Le générique d’Amicalement Votre, la série TV qui l’a rendu célèbre en France, pourrait parfaitement illustrer sa nécrologie (Internet ne s’en privera probablement pas).On y voyait défiler, sur la fameuse musique de John Barry, les photos noir et blanc d’un gamin du Bronx, débrouillard et bagarreur, devenu riche et célèbre, mais ne devant sa réussite qu’à lui -même et ayant gardé ses manières de minot des rues. Tel était Tony Curtis, à la différence près que sa richesse et sa célébrité, il ne les devait pas à ses talents d’hommes d’affaires, mais au cinéma et à la télévision où il fit une longue carrière (émaillée de près de 130 films), avant de se retirer dans les années 80 pour se consacrer à ses deux autres passions : la peinture et la photographie. Né Bernard Schwartz, le 3 juin 1925, dans le quartier pauvre du Bronx à New York, de parents immigrants juifs hongrois, Tony Curtis est décédé d’une crise cardiaque mercredi à Las Vegas. Sa vie est une telle illstration de la « réussite américaine » qu’on la croirait tirée d’un des films de l’âge d’or d’Hollywood, dont il fut l’un des acteurs les plus populaires.
Cinéma
Après avoir connu l’orphelinat, la maison de redressement et s’être engagé pour participer à la guerre de 39-45, il attire l’attention dans un cours de théâtre qu’une bourse de l’armée lui avait permis de payer après sa démobilisation. Il obtient son premier rôle sous le nom de Tony Curtis dans un film policier, Criss Cross de Robert Siodmark, en 1949.Suivront Trapeze de Carol Reed qui lui offre un premier vrai rôle dramatique aux côtés de Burt Lancaster, Les Vikings de Richard Fleisher, superproduction qui lui vaut une reconnaissance internationale et Vacances à Paris de Blake Edwards, une comédie romantique dans laquelle il imprime sa marque de séducteur à la belle gueule orientale et aux répliques drolatiques.

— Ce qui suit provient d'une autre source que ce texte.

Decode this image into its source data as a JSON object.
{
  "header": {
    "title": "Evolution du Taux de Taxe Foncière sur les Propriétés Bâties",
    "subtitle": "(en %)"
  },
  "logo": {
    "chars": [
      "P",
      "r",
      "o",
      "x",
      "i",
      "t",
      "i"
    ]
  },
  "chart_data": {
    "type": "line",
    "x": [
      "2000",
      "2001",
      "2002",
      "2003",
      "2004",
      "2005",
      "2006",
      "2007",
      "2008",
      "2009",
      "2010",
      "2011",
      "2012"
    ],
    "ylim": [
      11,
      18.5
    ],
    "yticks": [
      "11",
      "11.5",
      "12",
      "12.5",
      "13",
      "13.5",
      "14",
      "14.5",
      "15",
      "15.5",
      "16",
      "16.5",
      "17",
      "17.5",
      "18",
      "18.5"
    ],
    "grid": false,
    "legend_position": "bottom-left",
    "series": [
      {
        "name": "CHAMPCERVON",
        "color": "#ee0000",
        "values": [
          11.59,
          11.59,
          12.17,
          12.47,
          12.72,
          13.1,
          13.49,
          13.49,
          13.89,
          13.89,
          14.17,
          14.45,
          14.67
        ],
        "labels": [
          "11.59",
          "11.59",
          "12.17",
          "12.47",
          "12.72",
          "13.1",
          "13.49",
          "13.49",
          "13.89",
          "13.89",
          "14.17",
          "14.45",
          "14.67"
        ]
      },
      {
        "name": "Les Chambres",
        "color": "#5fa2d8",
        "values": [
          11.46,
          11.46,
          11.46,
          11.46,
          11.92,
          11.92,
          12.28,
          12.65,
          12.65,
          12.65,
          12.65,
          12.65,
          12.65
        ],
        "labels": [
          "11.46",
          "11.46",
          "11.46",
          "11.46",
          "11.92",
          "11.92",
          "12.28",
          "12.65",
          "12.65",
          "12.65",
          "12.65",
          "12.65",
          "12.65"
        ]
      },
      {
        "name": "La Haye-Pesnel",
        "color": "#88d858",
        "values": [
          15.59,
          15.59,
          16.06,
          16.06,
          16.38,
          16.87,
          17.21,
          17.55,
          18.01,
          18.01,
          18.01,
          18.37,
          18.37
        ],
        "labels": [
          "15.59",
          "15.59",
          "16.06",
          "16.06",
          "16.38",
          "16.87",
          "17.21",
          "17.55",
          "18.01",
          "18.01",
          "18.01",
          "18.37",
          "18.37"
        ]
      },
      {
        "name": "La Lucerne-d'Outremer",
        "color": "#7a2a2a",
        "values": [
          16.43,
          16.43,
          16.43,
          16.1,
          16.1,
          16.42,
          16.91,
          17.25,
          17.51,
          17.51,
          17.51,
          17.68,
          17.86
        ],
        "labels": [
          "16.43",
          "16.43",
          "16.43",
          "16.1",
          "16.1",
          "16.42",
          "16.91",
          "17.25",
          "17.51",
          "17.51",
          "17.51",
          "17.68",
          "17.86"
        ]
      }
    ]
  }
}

Nommé aux Oscars pour La Chaîne de Stanley Kramer en 1958 (film pour lequel il exige que le nom de son partenaire noir, Sidney Poitier soit inscrit aussi gros que le sien sur l’affiche), il triomphe l’année suivante dans le rôle travesti de Certains l’aime chaud aux côtés de Jack Lemmon et de Marilyn Monroe, avec laquelle il a une brève mais intense liaison, comme il le racontait en détails dans un livre consacré au tournage du film publié cette année (1).
Télévision et séduction
Séducteur invétéré, Tony Curtis eut six femmes (dont Janet Leight) et autant d’enfants (dont l’actrice Jamie Lee Curtis). Dans les années 70, sa carrière, qui accusait un certain essoufflement, rebondit grâce à la télévision et notamment à la série Amicalement Votre, où il partage la vedette avec l’ex- Simon Templar (Le Saint) et futur James Bond, Roger Moore. Son personnage de Danny Wilde, faire valoir gouailleur et sympathique, doublé par la voix de Roger Roux dans la version française, finit d’assurer sa célébrité dans notre pays, où il est fait Chevalier des Arts et Lettres en 1995.
Ce fut l’une des rares distinctions de cet acteur attachant, plus soucieux de son public que d’honneurs ou de carrière. Oublié des oscars et de Cannes (ou trois de ses films ont été présentés et où il aimait particulièrement venir), Tony Curtis a tout de même reçu en 2004 la Caméra d’Or du Festival de Berlin pour l’ensemble de sa carrière.

(1) Certains l’aiment chaud! et Marilyn aux éditions Serpent à plumes.